Unless you are 100% sure that some of your hobbies will support you candidacy, avoid mentioning them. I know you are proud of your swimming team, but share it with your friends and not with potential employers.
Update your CV regularly
It is a good idea to update your CV on a regular basis. Add all the new information that you think is relevant, as well as courses, training programs and other academic qualifications that you might receive along the way. This is the best way to keep track of everything and to make sure that you will not end up sending an obsolete document to the employer.
Mention who you worked with
If you have reported or worked with someone that is well known in your industry, it could be a good idea to mention it on the CV. The same thing applies to presidents and CEOs. If you reported to or worked directly with highly ranked executives, add it to the CV.
No scattered information
Your CV must have a clear focus. It will cause a negative impression if you mentioned that one year you were studying drama, and the next you were working as an accountant. Make sure that all the information you include will work towards a unified image. Employers like decided people.
Make the design flow with white space
Do not jam your CV with text. Sure we said that you should make your CV as short and concise as possible, but that refers to the overall amount of information and not to how much text you can pack in a single sheet of paper. White space between the words, lines and paragraphs can improve the legibility of your CV.
List all your positions
If you have worked a long time for the same company (over 10 years) it could be a good idea to list all the different positions and roles that you had during this time separately. You probably had different responsibilities and developed different skills during each role, which will be of interest to an employer.
No jargon or slang
It should be common sense, but it’s not. Slang should never be present in a CV. As for technical jargon, do not assume that the employer will know what you are talking about. Even if you are sending your CV to a company in the same segment, the person who will read it for the first time might not have any technical expertise.
Careful with sample CV templates
There are many websites that offer free CV templates. While they can help you to get an idea of what you are looking for, do not just copy and paste one of the most used ones. You certainly don’t want to look just like any other candidate, do you?
Create an email proof format
It is very likely that you will end up sending your CV via email to most companies. Apart from having a Word document ready to go as an attachment, you should also have a text version of your CV that does not look disfigured in the body of the email or in online forms. Attachments might get blocked by spam filters, and many people just prefer having the CV in the body of the email itself.
Remove your older work experiences
If you have been working for 20 years or more, there is no need to have 2 pages of your CV listing all your work experiences, starting with the job at the local coffee shop at the age of 17! Most experts agree that the last 15 years of your career are enough.
No fancy design details
Do not use a colored background, fancy fonts or images on your CV. Sure, you might think that the little flowers will cheer up the document, but other people might just throw it away on sight.
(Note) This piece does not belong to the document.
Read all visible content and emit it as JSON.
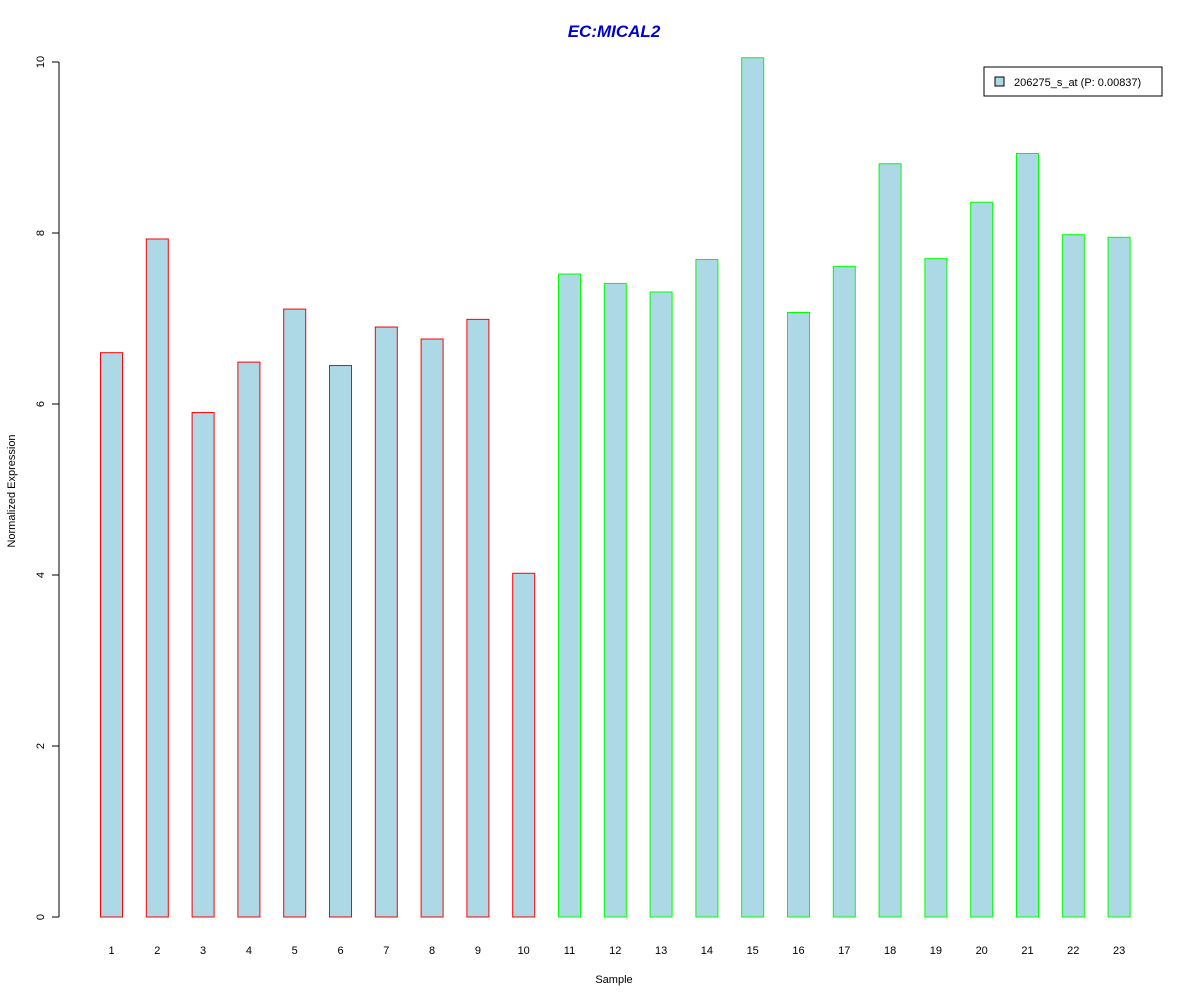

You CV should not contain the pronouns “I” or “me.” That is how we normally structure sentences, but since your CV is a document about your person, using these pronouns is actually redundant.
Don’t forget the basics
The first thing on your CV should be your name. It should be bold and with a larger font than the rest of the text. Make sure that your contact details are clearly listed. Secondly, both the name and contact details should be included on all the pages of the CV (if you have more than one).
Consider getting professional help
If you are having a hard time to create your CV, or if you are receiving no response whatsoever from companies, you could consider hiring a professional CV writing service. There are both local and online options available and usually the investment will be worth the money.